だが、成田離婚の中には、そういう人たちも一定数いるようなのだ。だから、成田離婚の定義のようなものとして、新婚旅行で、
「初めて、一緒に暮らしてみて、相手の今まで見えなかった性格であったり、性癖が見えてきたことで、たった今まで有頂天だった気持ちが一気に冷めてしまった」
という人が、喧嘩になって、挙句の果てに、成田離婚に発展するというのが、よくある話だったのだ。
つまり、
「結婚」
というのは、婚約とも違う特別なものだということだ。
結婚してしまうと、離婚しない限り、一人になることはできない。つまり、結婚するには、覚悟が必要であるということは、理屈でも頭でも分かっているのだ。分かったうえで相手を見るから、結婚前では許せたことも、結婚してからでは許せない。それだけ、
「家族になった」
という感覚になるからではないだろうか?
では、家族というのは、どういうものなのであろう?
この場合では、夫婦になることから始まり、子供ができて、子供を一人前に育て上げる。これが一番の仕事である。
それを考えると、確かに結婚というのは、ゴールインなのかも知れない。それは、カップルとして、恋人としてのゴールという意味で、結婚してしまうと、恋人は、家族というものに変わってしまう。この変化は、それまでの恋人関係とはまったく違ってしまう。
旦那は世帯主であり、奥さんは、配偶者という立場になる。そして、法律的にも家族として認定され、給与にしても、当然家族として認定される。

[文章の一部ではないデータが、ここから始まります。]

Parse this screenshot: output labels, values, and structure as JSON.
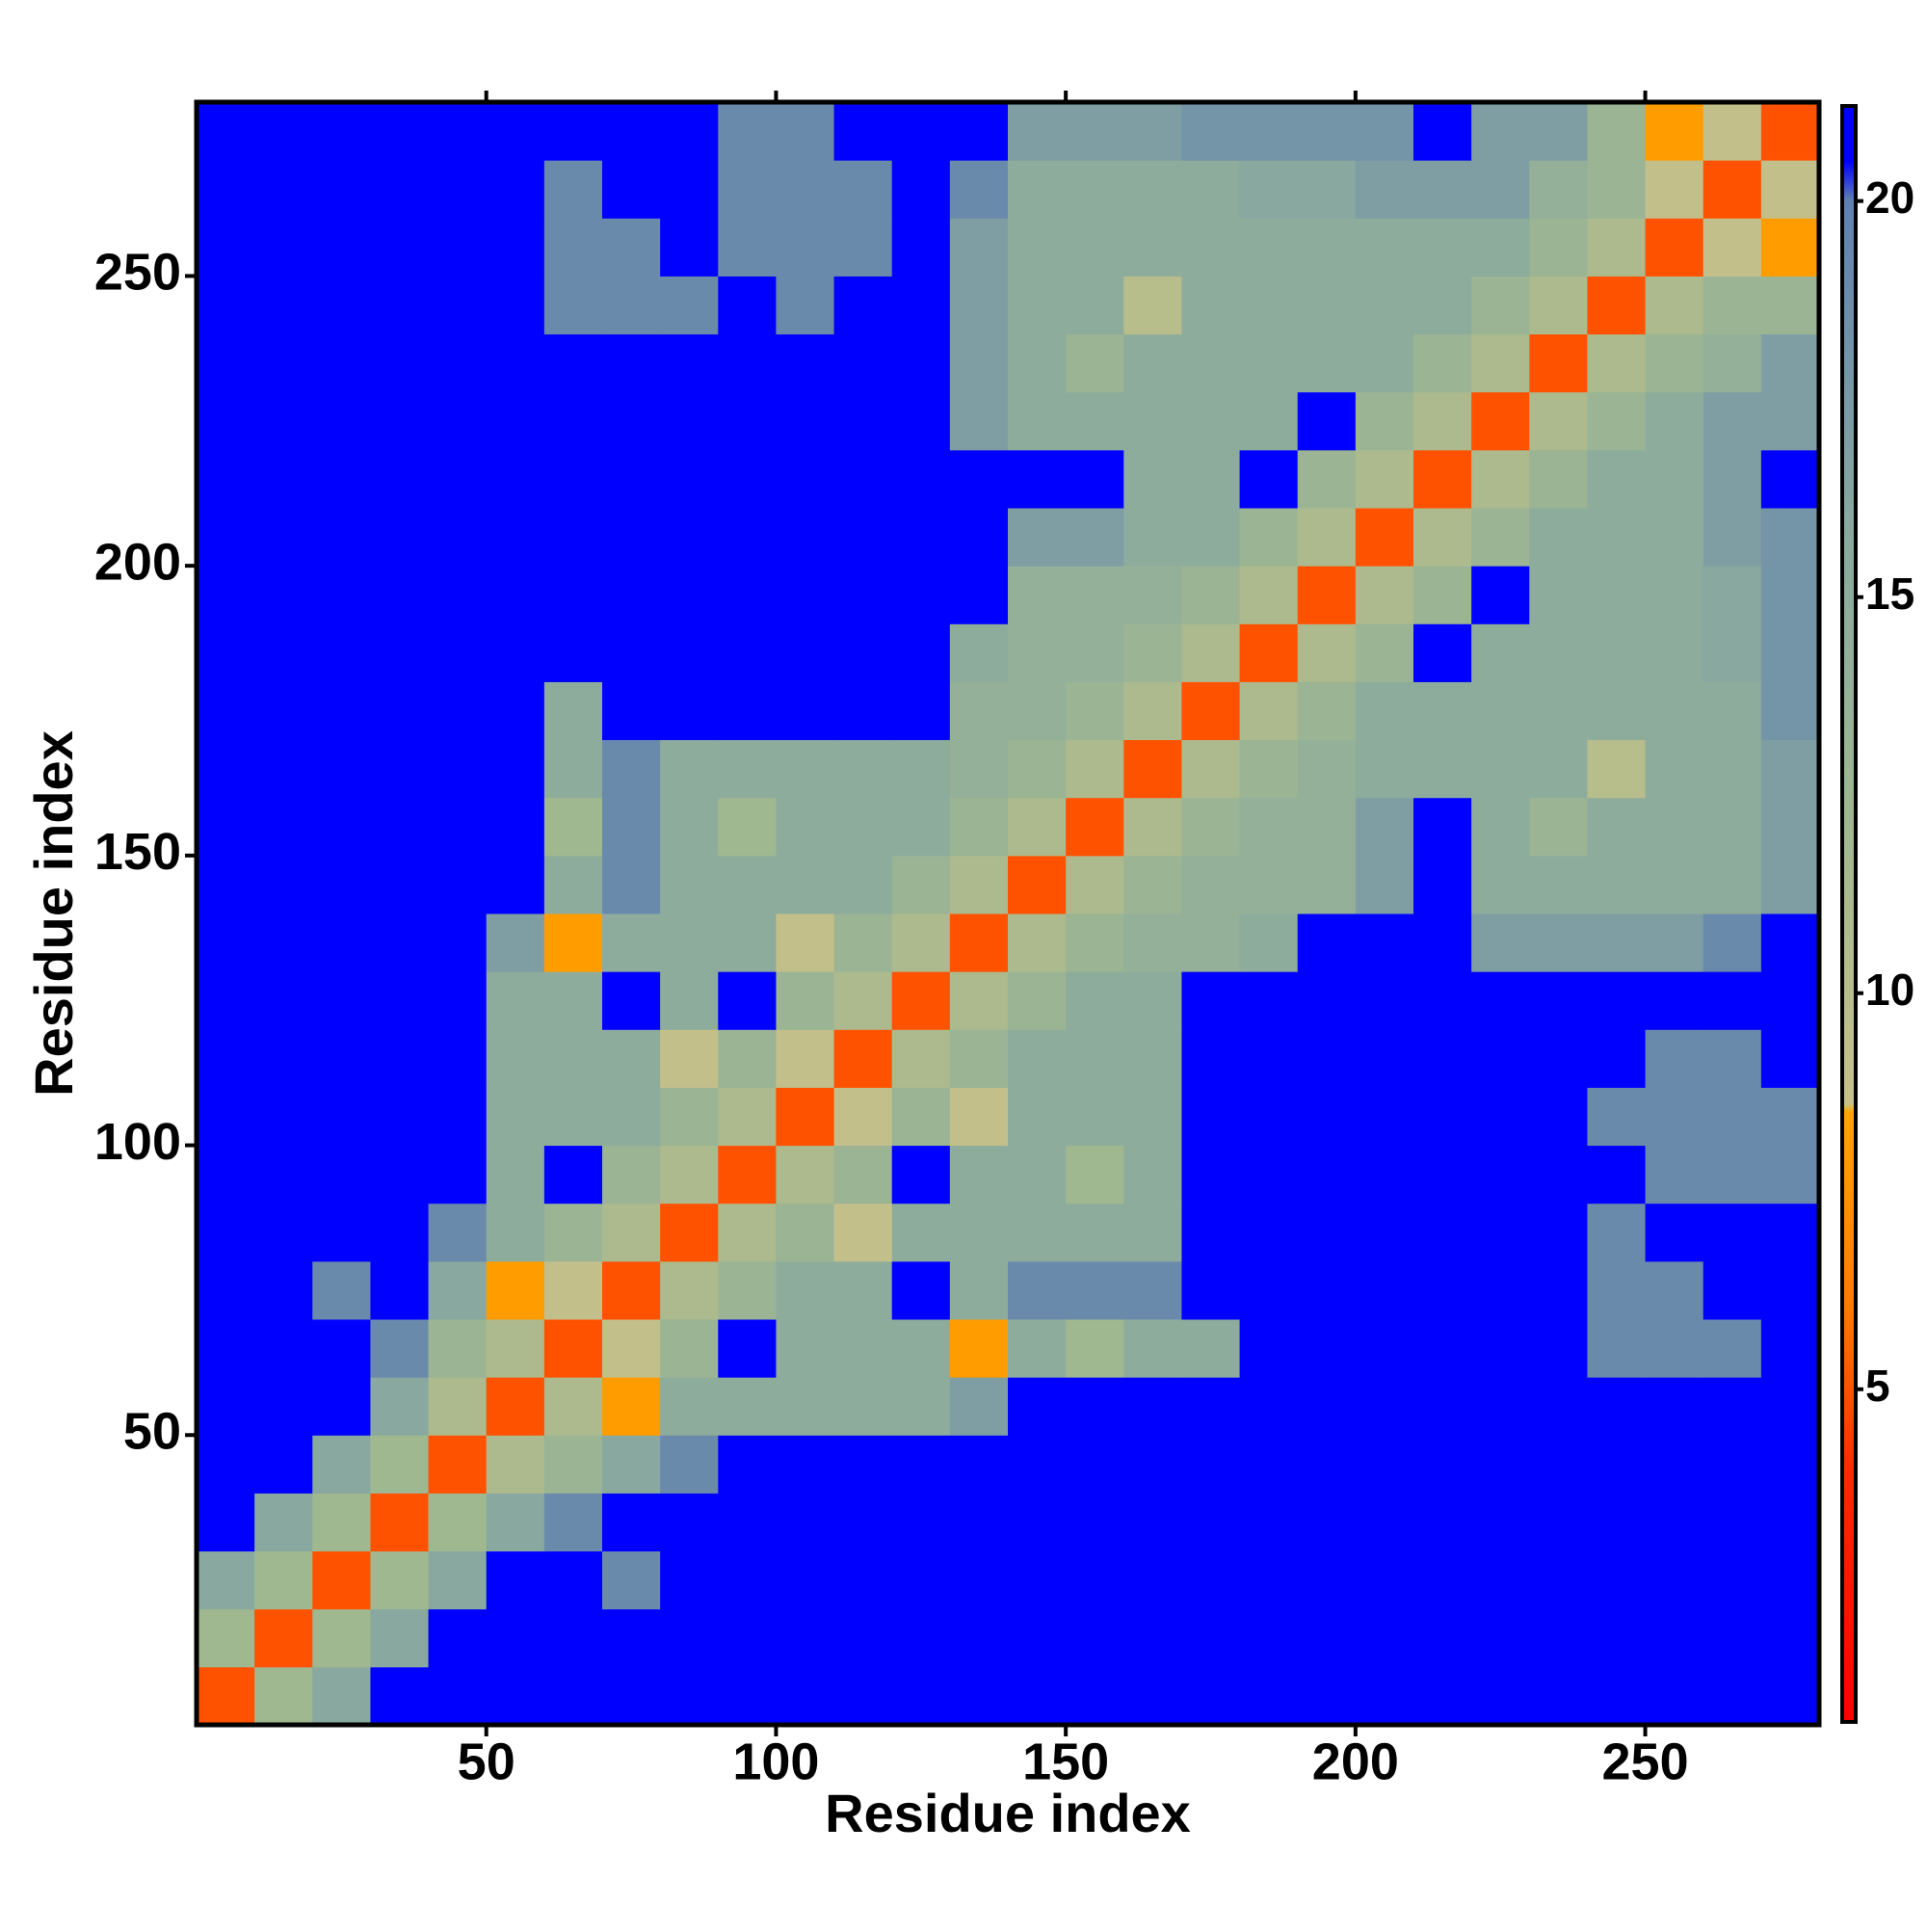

恋人の間までは、他の誰かを好きになっても、たとえ浮気をしたとしても、倫理的に微妙であったが、結婚した夫婦が、浮気をすれば、不倫ということになり、倫理的には許されないことになるのだ。
結婚して、夫婦になることで、
「恋人を自分だけのものにできた」
という気持ちは、そのまま裏を返せば、
「一生この人だけを愛さなければいけなくなった」
ということと同意語であることを分かっているのだろうか?
もし、分かる時があるとすれば、それは、夫婦の営みに、
「飽きを感じてきた時」
だといえるのではないだろうか?
男も女も、相手に対して飽きが来るというのは、人間の本性として無理もないことだと思う。
だからと言って、結婚しているのだから、他の人を抱くということは、倫理上許されない。それは、不倫とまではいかなくても、浮気であっても同じこと。
とは言いながら、
「一回くらいの浮気なら、大目に見よう」
という寛大な奥さんもいるだろうが、それが悲劇を生むことだってある。